Lift Biosciences Looks to Outlicense Cell Therapy Platform to Partners After Preclinical Findings

NEW YORK – Lift Biosciences said on Thursday that following encouraging preclinical results it will begin discussing licensing deals with biopharma companies for its N-LiFT platform for producing genetically engineered CAR-IMANs.

The platform that London-based Lift is developing — dubbed Neutrophil Only Leukocyte Infusion Therapy, or N-LIfT — involves producing different immunomodulatory alpha neutrophils (IMANs) to kill cancer cells in two ways, both directly and by recruiting the patients' own immune cells. To accomplish the latter, the IMANs are designed to change the tumor microenvironment into "hot" tumors.

On Thursday, Lift said it had successfully added a HER2-targeted chimeric antigen receptor to its IMANs, which it says resulted in a four-fold increase in cancer cell killing compared to unmodified IMANs. In preclinical studies on ex-vivo patient tumoroid models, even the unmodified IMANs demonstrated cell killing in difficult-to-treat solid tumors such as pancreatic, lung, gastric, and rectal cancers, according to Lift.

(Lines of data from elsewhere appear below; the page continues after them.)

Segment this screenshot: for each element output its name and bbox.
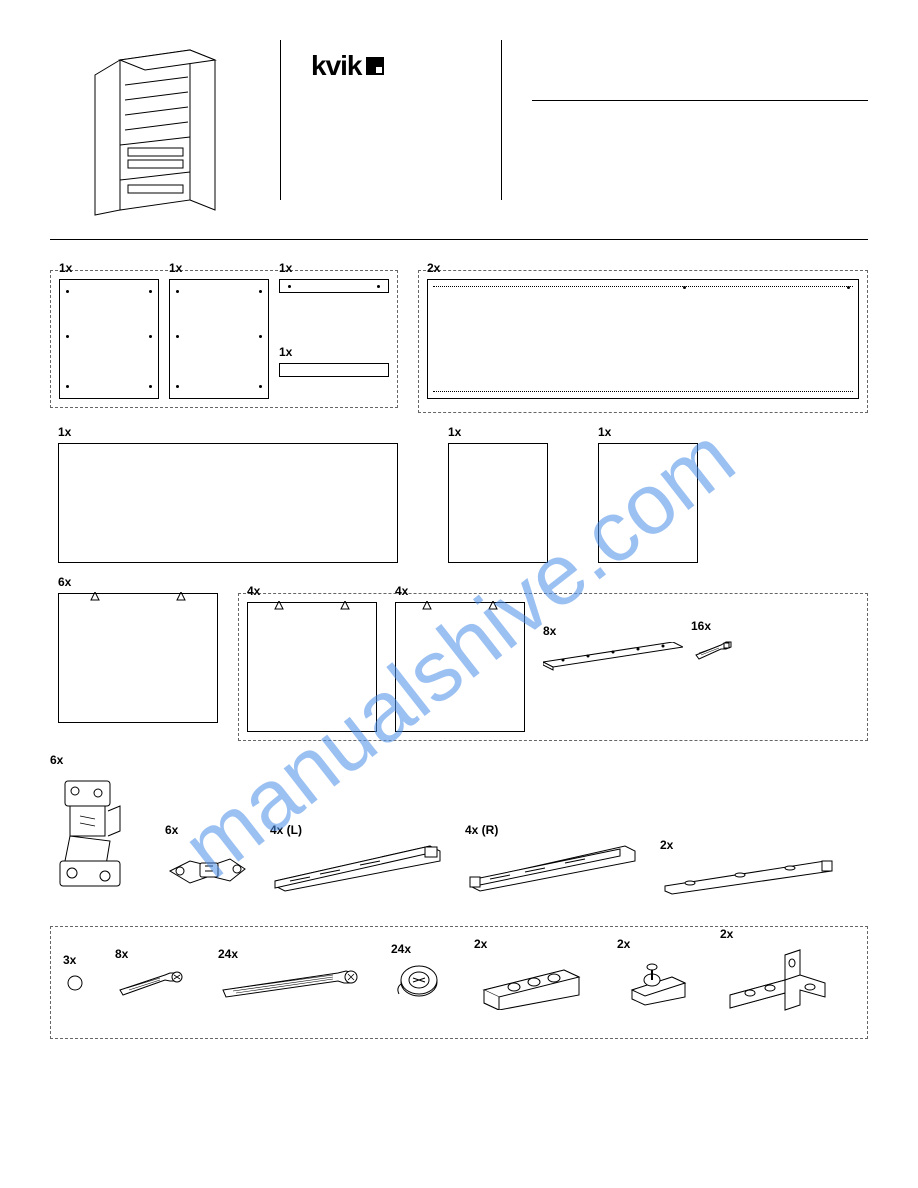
qty-label: 2x <box>660 838 673 852</box>
part-confirmat: 24x <box>218 965 363 1000</box>
qty-label: 6x <box>165 823 178 837</box>
qty-label: 24x <box>218 947 238 961</box>
part-screw-tiny: 16x <box>691 637 736 662</box>
brand-logo: kvik <box>311 50 471 82</box>
qty-label: 2x <box>474 937 487 951</box>
qty-label: 1x <box>279 261 292 275</box>
part-bracket-block: 2x <box>474 955 589 1010</box>
header: kvik <box>50 40 868 240</box>
qty-label: 1x <box>448 425 461 439</box>
qty-label: 4x <box>247 584 260 598</box>
brand-square-icon <box>366 57 384 75</box>
page: kvik 1x 1x <box>0 0 918 1188</box>
row-4: 6x 6x <box>50 771 868 896</box>
parts-list: 1x 1x 1x <box>50 270 868 1039</box>
qty-label: 1x <box>58 425 71 439</box>
part-hinge: 6x <box>50 771 145 896</box>
brand-text: kvik <box>311 50 362 81</box>
part-cap: 3x <box>63 971 87 995</box>
group-top-right: 2x <box>418 270 868 413</box>
part-back-panel-sm-1: 1x <box>448 443 548 563</box>
qty-label: 3x <box>63 953 76 967</box>
part-bracket-peg: 2x <box>617 955 692 1010</box>
row-2: 1x 1x 1x <box>50 443 868 563</box>
part-angle-bracket: 2x <box>720 945 835 1020</box>
part-long-side: 2x <box>427 279 859 399</box>
row-5: 3x 8x 24x <box>50 926 868 1039</box>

Based on the enhanced results seen when adding the HER2 CAR, Lift is talking with biopharma companies to license the platform, which it said could be used to produce "a whole new type of cell therapy platform for [those companies'] own CAR assets."

To be eligible for the HER2 CAR-IMAN, patients will ultimately need to be tested for HER2 expression, Lift CEO Alex Blyth said in an email, adding that HER2 is just one example of a CAR Lift the company will use with this approach. "We can use many different CARs to try and cover all patients and will use CARs with partners based on their targets," he said.

Lift's own internal CAR program is focused on the HER2 CARs as well as mesothelin-directed CARs, which are two targets Lift chose to cover a broad patient population, according to Blyth. Around half of non-small cell lung cancer patients express mesothelin and another third express HER2, he said.

Because of the way that the CAR-IMANs work, by directing the immune system to attack the cancers rather than only attacking the cancers themselves, Blyth clarified further that "unlike CAR T-cell therapies, IMANs' success is not completely dependent on these antigens' overexpression," but the antigen overexpression "just helps to accelerate their activation if it is present."

"We anticipate that we will be assessing patients' tumor expression of these antigens to determine which CAR-IMAN is most suitable," Blyth said. The firm is also considering using patient-derived tumoroids to test the IMAN therapies ex vivo to determine patients' likelihood of response. Because neutrophils are known to rapidly attack these types of patient models, Blyth said the tumoroid approach is "well-suited as a patient stratification tool."